Re: NFS Mount Hangs

tuexen Sat, 10 Apr 2021 05:19:19 -0700

> On 10. Apr 2021, at 11:19, Scheffenegger, Richard 
> <richard.scheffeneg...@netapp.com> wrote:
> 
> Hi Rick,
> 
>> Well, I have some good news and some bad news (the bad is mostly for 
>> Richard).
>> 
>> The only message logged is:
>> tcpflags 0x4<RST>; tcp_do_segment: Timestamp missing, segment processed 
>> normally
>> 
>> But...the RST battle no longer occurs. Just one RST that works and then the 
>> SYN gets SYN,ACK'd by the FreeBSD end and off it goes...
>> 
>> So, what is different?
>> 
>> r367492 is reverted from the FreeBSD server.

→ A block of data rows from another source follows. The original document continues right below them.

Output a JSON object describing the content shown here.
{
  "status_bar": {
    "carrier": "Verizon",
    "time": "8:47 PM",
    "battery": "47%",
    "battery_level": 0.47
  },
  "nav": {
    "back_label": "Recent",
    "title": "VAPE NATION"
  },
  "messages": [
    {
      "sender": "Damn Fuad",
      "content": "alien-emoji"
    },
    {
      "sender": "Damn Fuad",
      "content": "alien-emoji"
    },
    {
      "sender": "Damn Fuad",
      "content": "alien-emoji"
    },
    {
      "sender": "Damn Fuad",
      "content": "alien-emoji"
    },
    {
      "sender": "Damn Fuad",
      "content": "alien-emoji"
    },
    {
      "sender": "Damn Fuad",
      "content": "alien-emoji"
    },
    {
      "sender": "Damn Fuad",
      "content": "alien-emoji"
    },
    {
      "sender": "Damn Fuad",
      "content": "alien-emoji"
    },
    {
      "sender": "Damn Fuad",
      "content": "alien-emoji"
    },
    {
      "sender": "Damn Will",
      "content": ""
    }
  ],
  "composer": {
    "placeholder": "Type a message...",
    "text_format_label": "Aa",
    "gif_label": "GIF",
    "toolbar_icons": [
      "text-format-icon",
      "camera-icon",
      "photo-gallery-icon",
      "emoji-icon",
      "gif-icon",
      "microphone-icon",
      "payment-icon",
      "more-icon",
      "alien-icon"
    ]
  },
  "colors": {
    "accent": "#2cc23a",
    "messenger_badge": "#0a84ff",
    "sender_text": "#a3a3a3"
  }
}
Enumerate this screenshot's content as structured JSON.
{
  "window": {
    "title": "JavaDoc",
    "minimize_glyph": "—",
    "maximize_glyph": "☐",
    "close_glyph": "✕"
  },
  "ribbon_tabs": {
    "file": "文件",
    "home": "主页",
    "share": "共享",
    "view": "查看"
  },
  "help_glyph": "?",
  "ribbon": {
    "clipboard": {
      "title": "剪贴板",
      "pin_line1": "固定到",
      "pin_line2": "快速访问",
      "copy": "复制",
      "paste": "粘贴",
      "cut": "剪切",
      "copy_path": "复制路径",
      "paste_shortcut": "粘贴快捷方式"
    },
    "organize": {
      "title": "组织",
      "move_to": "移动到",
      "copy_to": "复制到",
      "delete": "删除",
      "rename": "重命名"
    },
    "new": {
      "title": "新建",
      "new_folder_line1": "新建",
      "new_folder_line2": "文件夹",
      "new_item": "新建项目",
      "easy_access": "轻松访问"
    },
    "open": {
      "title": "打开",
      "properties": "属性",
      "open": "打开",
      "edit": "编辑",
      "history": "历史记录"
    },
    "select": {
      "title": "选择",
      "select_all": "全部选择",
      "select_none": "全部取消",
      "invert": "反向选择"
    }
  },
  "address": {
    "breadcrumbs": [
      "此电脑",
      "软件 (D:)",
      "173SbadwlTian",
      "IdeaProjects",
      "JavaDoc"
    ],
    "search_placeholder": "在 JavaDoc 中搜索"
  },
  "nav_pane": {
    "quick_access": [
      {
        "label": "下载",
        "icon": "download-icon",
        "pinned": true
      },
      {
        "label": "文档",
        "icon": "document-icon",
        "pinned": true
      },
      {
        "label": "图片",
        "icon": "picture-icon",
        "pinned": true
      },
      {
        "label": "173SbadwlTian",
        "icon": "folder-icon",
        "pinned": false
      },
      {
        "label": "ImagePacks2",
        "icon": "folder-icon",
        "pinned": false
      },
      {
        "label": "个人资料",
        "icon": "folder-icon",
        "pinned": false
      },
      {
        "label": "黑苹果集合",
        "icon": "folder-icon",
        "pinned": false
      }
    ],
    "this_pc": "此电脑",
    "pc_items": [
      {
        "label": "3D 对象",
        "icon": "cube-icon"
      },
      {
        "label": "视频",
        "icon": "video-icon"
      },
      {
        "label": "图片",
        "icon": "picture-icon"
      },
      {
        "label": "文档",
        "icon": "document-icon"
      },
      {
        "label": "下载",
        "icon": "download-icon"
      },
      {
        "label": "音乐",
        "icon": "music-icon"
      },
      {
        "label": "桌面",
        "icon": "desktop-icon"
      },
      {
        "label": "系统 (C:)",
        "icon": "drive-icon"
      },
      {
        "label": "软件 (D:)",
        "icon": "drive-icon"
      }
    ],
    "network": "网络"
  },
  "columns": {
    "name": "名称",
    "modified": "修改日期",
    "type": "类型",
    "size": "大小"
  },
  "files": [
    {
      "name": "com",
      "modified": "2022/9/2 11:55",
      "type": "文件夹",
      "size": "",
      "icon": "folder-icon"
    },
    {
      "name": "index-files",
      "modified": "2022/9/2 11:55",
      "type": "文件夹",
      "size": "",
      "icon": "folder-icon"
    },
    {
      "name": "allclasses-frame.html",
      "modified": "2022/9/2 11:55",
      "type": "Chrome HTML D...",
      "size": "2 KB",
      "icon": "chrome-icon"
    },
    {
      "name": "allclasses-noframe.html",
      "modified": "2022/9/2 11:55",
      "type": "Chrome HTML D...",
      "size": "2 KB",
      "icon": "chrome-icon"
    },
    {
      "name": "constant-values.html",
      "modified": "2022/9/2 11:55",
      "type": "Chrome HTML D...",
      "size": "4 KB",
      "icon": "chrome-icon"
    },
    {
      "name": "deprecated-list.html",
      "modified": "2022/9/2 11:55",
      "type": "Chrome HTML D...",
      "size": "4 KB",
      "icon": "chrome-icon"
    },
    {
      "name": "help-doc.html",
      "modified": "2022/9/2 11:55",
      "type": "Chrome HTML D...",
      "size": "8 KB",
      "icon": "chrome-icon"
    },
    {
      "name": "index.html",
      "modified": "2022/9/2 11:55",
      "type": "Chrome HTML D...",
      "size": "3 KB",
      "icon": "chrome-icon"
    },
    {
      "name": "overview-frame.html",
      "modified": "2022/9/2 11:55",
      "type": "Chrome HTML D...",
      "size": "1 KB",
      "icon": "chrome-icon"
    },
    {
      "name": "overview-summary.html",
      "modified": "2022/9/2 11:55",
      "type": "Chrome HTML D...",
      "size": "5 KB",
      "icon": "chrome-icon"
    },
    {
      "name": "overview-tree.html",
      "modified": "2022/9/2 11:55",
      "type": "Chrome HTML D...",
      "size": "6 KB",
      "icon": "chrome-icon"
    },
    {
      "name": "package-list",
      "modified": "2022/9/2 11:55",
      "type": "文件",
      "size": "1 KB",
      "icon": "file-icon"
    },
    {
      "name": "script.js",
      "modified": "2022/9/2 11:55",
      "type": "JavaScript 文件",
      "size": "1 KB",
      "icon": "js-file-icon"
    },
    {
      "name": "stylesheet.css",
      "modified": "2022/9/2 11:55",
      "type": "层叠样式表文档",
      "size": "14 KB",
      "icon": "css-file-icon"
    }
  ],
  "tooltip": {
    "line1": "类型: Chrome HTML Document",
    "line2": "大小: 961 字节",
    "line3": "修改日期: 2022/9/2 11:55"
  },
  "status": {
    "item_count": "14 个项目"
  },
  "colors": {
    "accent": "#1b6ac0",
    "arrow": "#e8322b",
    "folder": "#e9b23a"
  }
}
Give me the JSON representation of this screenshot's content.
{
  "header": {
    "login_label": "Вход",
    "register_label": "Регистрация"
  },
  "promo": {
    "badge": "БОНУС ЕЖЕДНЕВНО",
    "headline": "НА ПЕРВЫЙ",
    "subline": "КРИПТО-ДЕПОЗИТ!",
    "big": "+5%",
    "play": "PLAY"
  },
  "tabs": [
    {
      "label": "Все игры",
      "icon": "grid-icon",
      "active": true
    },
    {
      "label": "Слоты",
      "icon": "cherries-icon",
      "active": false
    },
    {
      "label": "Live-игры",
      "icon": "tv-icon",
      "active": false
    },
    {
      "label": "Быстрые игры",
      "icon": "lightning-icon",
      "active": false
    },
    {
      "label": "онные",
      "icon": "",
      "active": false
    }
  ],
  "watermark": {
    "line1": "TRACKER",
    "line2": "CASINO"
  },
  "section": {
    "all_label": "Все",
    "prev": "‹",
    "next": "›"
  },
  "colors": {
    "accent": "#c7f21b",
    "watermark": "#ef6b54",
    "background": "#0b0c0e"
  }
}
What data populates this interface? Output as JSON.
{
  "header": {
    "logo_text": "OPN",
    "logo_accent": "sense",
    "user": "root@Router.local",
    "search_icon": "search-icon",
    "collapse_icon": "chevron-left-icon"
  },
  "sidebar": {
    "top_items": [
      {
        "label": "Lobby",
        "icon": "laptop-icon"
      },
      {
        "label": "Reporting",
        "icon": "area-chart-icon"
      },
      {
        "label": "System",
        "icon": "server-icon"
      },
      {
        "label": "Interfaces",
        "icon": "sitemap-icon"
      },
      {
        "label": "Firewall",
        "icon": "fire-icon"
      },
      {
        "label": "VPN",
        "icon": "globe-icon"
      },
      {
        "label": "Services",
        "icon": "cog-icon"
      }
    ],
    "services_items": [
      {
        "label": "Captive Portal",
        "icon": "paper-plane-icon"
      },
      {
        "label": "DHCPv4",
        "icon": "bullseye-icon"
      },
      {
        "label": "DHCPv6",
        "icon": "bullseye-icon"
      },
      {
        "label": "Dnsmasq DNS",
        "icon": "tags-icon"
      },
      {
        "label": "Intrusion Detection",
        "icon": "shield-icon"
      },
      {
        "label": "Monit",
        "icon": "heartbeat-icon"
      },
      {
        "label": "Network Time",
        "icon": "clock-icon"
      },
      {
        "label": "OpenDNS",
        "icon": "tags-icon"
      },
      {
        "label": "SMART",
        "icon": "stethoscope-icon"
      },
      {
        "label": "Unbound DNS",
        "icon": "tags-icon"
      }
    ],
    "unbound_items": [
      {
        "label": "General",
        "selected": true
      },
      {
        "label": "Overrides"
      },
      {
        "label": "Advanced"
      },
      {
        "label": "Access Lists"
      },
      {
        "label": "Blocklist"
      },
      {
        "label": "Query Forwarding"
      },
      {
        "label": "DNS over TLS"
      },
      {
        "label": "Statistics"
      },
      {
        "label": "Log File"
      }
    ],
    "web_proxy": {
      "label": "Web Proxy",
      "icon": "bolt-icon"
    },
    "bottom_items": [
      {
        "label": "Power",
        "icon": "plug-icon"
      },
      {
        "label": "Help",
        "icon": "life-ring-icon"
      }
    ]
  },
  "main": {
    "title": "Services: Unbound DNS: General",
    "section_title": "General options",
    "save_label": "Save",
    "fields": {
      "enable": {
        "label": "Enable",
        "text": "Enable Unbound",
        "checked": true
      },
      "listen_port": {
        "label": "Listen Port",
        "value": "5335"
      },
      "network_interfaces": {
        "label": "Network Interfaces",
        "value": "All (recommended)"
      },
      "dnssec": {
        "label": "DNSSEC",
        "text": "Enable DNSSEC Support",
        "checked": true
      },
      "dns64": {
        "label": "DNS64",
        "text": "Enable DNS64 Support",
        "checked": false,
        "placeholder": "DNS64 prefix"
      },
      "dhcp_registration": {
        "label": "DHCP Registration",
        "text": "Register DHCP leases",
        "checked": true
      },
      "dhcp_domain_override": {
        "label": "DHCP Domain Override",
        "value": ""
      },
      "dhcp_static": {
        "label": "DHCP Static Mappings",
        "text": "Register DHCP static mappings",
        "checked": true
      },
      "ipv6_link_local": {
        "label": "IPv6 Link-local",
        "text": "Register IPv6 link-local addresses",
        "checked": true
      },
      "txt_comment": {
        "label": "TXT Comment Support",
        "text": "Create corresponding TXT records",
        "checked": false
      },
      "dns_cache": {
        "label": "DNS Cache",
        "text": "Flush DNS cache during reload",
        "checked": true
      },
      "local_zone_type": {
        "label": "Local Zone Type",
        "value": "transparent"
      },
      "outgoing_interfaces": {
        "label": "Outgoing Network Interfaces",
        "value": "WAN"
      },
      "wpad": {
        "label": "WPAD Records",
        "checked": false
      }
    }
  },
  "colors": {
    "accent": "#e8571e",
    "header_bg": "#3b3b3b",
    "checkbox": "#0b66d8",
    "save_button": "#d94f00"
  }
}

>> I did the revert because I think it might be what otis@ hang is being caused 
>> by. (In his case, the Recv-Q grows on the socket for the stuck Linux client, 
>> while others work.
>> 
>> Why does reverting fix this?
>> My only guess is that the krpc gets the upcall right away and sees a EPIPE 
>> when it does soreceive()->results in soshutdown(SHUT_WR).
> 
> With r367492 you don't get the upcall with the same error state? Or you don't 
> get an error on a write() call, when there should be one?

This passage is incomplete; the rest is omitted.